ARMENIA, DIMENTICATA SORELLA DELL’EST
“È cominciata la guerra, ci bombardano da tutte le parti: droni, bombe, carri armati... Io e mio padre abbiamo preso un fucile e andiamo con altri uomini a difendere la nostra terra. Non c’è quasi nessuna speranza, per ogni uomo armeno, i turchi hanno un carro armato, sono in migliaia, le bombe cadono dal cielo come la pioggia. Quindi ho chiamato per salutarti, forse non ci parleremo mai più”. Questo e i prossimi, sono brevi passaggi tratti dal racconto di Teresa Mikitharyan, fondatrice del “Germoglio”, associazione che ha fondato numerose scuole domenicali in Armenia e nel Nagorno Karabakh. Basterebbe leggere queste righe per capire cosa sta succedendo al popolo armeno. “Dieci milioni di azeri con droni, carri armati, aerei, tutti i tipi di armamenti attaccano 120.000 persone” e di queste “30.000 uomini difendono il diritto di vivere dei 120.000, con fucili da caccia.” Una guerra atroce senza freni, spietata: “c’è una tradizione turca: tagliano la testa degli armeni e la usano come un pallone. Durante l’ultima guerra (nel 2020), per ogni testa tagliata di un armeno, i soldati azeri ricevevano 100 dollari. Appena i turchi entrano in un luogo storicamente armeno, radono al suolo tutte le tracce degli armeni.”

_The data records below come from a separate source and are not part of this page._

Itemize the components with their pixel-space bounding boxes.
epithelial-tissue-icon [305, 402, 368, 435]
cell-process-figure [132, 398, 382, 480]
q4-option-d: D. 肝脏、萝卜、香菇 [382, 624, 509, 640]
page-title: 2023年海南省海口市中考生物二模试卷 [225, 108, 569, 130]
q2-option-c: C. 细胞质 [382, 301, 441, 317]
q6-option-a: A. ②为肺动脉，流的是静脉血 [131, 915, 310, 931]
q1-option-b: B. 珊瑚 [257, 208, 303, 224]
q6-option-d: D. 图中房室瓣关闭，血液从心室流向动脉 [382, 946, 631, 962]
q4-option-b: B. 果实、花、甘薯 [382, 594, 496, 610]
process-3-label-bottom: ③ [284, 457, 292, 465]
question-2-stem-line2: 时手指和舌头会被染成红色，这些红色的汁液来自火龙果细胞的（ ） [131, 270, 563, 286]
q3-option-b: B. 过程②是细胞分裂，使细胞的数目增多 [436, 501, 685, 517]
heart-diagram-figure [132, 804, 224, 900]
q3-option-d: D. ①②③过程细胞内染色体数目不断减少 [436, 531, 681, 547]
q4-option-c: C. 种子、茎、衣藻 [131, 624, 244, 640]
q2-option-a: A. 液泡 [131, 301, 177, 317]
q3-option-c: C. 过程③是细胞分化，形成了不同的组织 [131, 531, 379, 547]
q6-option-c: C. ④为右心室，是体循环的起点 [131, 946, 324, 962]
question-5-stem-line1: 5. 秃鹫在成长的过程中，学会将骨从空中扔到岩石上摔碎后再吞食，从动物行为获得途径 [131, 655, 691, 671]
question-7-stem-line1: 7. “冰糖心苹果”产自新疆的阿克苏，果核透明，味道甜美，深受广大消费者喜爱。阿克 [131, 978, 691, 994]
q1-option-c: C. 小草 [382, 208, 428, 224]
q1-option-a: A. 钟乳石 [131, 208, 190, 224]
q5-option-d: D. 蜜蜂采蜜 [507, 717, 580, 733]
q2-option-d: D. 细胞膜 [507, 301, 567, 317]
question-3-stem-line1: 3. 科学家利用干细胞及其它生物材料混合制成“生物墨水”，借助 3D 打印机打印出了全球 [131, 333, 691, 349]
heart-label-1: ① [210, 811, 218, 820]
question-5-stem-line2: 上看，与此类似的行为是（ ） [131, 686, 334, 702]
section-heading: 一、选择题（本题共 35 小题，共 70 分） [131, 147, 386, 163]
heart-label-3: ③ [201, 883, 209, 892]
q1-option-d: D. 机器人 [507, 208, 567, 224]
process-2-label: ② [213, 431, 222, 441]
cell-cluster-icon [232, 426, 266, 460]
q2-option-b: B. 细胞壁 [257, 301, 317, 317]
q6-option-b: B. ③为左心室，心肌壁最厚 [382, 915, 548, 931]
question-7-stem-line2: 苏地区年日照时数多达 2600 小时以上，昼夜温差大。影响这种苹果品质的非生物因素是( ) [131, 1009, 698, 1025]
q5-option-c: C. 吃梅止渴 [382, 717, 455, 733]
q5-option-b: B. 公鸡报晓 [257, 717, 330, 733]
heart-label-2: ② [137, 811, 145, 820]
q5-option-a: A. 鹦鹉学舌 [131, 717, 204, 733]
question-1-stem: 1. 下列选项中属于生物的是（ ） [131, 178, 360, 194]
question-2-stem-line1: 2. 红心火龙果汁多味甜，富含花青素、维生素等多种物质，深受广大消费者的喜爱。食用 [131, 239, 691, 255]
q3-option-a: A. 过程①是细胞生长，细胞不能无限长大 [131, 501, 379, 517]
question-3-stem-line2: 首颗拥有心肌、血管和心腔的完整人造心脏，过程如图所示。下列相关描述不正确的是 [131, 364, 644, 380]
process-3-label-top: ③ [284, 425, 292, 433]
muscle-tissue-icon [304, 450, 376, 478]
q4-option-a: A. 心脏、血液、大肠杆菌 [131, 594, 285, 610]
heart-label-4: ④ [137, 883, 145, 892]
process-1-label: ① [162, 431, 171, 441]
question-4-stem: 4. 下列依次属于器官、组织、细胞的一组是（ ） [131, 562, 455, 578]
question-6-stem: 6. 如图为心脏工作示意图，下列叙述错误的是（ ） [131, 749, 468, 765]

Il Nagorno Karabakh era un'area autonoma situata all'interno dell'Azerbaigian, ma con una forte autonomia, fino alla dissoluzione dell'Unione Sovietica. Stalin aveva creato questa entità, chiamata Oblast autonoma dell'Artsakh (Nagorno Karabakh), con la sua capitale a Stepanakert, principalmente per evitare di creare tensioni con Baku, la capitale azera. Gli armeni del Karabakh avevano ottenuto un certo grado di autonomia già dal 1921, ma Stalin aveva evitato di concedere loro l'indipendenza. Con la disgregazione dell'Unione Sovietica, molte delle repubbliche socialiste che ne facevano parte si sono dichiarate indipendenti, tra cui la Repubblica dell'Artsakh, nota come Nagorno Karabakh. Tuttavia, questa indipendenza non è stata riconosciuta dalle Nazioni Unite poiché la regione era completamente all'interno del territorio azero, in linea con il principio del "uti possidetis iuris".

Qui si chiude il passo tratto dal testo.